From TN's Armchair Philosophy Department: Gnosis means Knowledge. Not knowledge but KNOWLEDGE, you know? Understanding of Things Eternal, of the Forms, of the Ephemeral, of the Infinite, of the Capitalized.
Gnostics are people who Know. Gnosticism is a school, or a philosophy, or a frame, or what have you, grounded on the notion that there are things to be Known out there that are only poorly reflected in the "real" world. Indeed, you might identify a gnostic by whether she puts scare quotes around "real." In some extreme forms, gnosticism holds that the "real" world is not only only "real," but also bad, corrupt, yucky. All the good stuff is ephemeral and infinite; the stuff we can handle every day stinks in comparison, therefore a person should spend her life trying to stay connected to the Infinite and reject the ick that lies close to hand.
Tolkien expresses a gnostic sensibility when he writes that a man who wakes up and finds himself in prison cannot be blamed for trying to get out and go home. For Tolkien, the prison is the real world, and home, for Tolkien, is Heaven. Some religious teaching aligns quite nicely with gnosticism, urging followers to seek Truths only within. Other religions emphasize that the world is a good place and absolutely deserves our attention. Moreover, when some people run around claiming that they have a Special Insight to The Beyond, all too often the Movement results in other people losing their money, their time, or their lives.
Gnosticism invites rejection of the real world and its status quo. A new conflict along these lines is going to play out quite directly through the emergence of virtual worlds.
If I were a Gnostic, having determined that the real world completely and totally stinks, it would be a natural move to create an environment better aligned with the Forms, as I understand them to be, that is, as my Knowledge has Revealed them to Me in the Infinite Void of Capitalized Stuff.
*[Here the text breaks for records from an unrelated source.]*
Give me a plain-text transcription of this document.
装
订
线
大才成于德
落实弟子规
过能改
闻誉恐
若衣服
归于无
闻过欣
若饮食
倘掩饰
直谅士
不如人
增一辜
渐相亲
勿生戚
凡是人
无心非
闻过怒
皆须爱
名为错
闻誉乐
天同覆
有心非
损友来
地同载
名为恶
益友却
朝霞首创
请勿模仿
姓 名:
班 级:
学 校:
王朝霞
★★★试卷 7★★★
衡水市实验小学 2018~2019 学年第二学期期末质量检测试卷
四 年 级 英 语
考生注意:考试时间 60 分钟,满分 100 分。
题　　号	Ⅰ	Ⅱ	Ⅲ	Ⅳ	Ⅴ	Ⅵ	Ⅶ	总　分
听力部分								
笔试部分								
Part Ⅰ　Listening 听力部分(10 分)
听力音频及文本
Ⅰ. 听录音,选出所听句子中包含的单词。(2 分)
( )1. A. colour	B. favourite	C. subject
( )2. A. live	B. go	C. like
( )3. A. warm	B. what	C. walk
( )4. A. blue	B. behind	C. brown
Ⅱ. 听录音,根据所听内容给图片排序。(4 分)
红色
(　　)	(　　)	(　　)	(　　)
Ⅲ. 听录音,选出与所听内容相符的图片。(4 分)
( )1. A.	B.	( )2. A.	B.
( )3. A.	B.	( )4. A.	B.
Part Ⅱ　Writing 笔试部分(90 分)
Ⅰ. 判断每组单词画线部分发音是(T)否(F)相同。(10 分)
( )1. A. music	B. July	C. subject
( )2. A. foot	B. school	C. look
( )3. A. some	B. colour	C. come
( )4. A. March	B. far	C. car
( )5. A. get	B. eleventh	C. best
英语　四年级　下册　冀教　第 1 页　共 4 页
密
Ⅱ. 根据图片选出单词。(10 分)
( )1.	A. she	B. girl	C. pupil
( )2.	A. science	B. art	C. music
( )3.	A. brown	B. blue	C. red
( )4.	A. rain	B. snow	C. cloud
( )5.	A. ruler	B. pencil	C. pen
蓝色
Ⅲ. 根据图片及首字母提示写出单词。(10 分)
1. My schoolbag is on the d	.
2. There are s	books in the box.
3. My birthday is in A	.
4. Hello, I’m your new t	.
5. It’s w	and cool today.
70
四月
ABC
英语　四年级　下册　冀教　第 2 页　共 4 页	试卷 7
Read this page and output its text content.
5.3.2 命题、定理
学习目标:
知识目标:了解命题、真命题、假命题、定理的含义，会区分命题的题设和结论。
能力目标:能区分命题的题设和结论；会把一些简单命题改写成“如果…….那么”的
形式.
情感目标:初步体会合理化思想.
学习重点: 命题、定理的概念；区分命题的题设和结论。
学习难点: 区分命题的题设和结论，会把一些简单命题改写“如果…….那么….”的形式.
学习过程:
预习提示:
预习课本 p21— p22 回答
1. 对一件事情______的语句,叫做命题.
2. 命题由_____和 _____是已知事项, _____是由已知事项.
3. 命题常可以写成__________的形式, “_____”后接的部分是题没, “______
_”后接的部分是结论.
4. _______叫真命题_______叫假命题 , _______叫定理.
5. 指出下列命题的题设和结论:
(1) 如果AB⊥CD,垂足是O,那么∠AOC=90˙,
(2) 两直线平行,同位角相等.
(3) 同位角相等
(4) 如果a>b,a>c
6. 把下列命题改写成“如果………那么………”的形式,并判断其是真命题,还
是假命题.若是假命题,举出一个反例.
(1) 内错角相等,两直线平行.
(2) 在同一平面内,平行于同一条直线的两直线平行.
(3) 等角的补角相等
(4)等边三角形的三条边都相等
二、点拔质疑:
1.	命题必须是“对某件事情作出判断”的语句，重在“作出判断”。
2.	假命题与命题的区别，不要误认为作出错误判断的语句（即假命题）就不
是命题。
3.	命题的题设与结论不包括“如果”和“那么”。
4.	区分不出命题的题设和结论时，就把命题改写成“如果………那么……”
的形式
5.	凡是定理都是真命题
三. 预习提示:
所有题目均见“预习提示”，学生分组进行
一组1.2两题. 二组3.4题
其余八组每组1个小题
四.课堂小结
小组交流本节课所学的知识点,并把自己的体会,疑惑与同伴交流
I would then be quite comfortable spending every waking moment there. Moreover, I would urge others to do the same; I would raise that urging to the level of a Plea, an Evangelization, an Awakening, a Great Big Capitalized Movement inviting people to escape to the virtual. This of course would run head-on into those who incessantly bleat for the real, saying we must always get a real job, a real relationship, a real degree, a real politics, and so on. No scare quotes there.
It's not a new conflict, but Gnosticism now has a tool of programmatic implementation that it has never had before. Its ability to cause genuine social change is enhanced by currents in technology. Were we all to become Gnostics, we could quite easily exit the real world, rather completely, down to a few bodily functions. Gnosticism has the tools to foment a significant social upheaval.
One senses the emerging connection between tools and philosophy in the passionate self-justifications of all-night gamers and inveterate role-players (including myself at times). "What is so great about reality?" we ask. "What is indeed so wonderful about this outer world we have made?" "Exactly why is it better for me to sit in the suppurating hell of rush hour on the 91 freeway than in front of a computer?"
Well, that's a good point, and as long as abominations like the Southern California Highway System exists, gnostics will have a good case for escaping. A Gnostic Revolution might be the spur we need, to fix the real world before we lose everyone to the Forms of their choosing. Moreover, a Gnostic Revolution might be a good antidote to the Materialism of our day.
On the other hand, too much Gnosis is bad for the soul. The world is good and we ought to take care of it. Moreover, life in a computer alone is not a good life; we need to touch other people, not merely talk to them. Thus if there's to be a Gnostic Revolution, let's hope it runs out of gas before we all end up in pods.